Distance to the line in the Heston model

TL;DR

This paper investigates the geometric problem of calculating the distance from a point to a line within the Heston model's Riemannian manifold, providing explicit formulas and applying them to analyze implied volatility at small maturities.

Contribution

It introduces a new coordinate system and formulas for distances to lines in the Heston manifold, simplifying calculations especially for vertical lines and enabling applications to implied volatility.

Findings

Derived explicit formulas for distances to lines in the Heston manifold.

Simplified distance calculations for vertical lines.

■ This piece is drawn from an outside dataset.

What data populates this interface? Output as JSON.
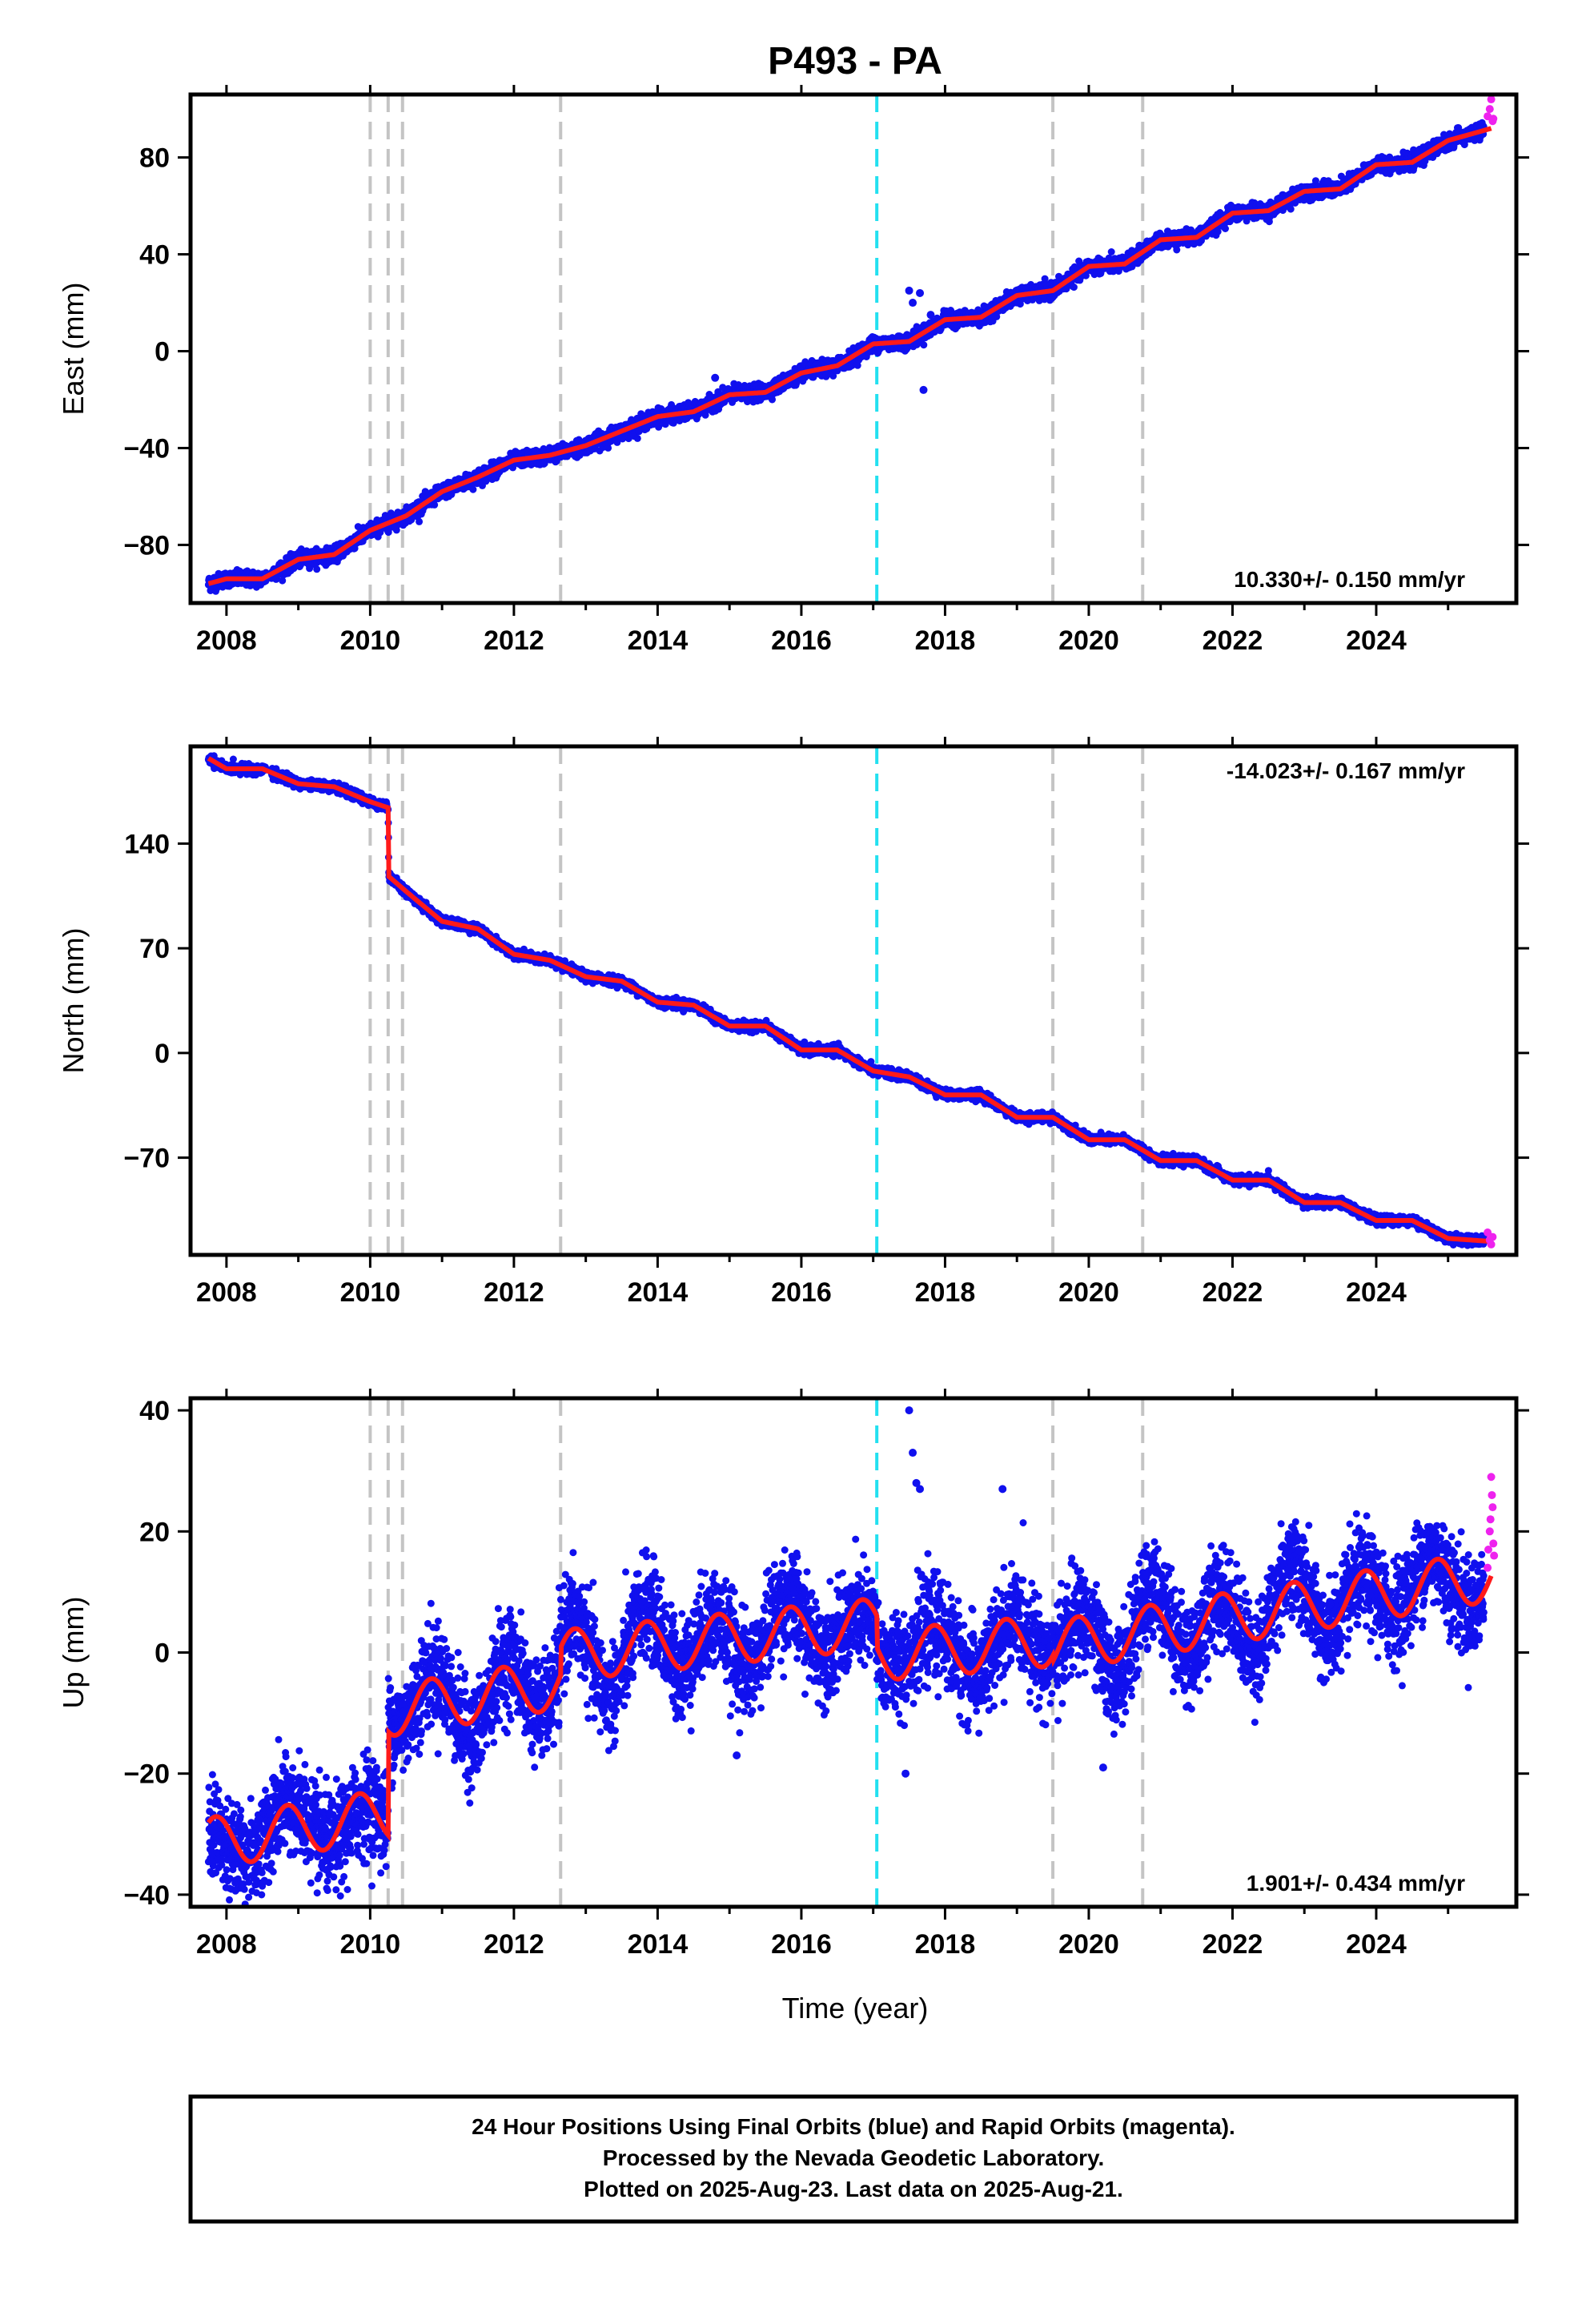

Applied formulas to analyze small maturity implied volatility.

Abstract

The main object of study in the paper is the distance from a point to a line in the Riemannian manifold associated with the Heston model. We reduce the problem of computing such a distance to certain minimization problems for functions of one variable over finite intervals. One of the main ideas in this paper is to use a new system of coordinates in the Heston manifold and the level sets associated with this system. In the case of a vertical line, the formulas for the distance to the line are rather simple. For slanted lines, the formulas are more complicated, and a more subtle analysis of the level sets intersecting the given line is needed. We also find simple formulas for the Heston distance from a point to a level set. As a natural application, we use the formulas obtained in the present paper to compute the small maturity limit of the implied volatility in the correlated Heston model.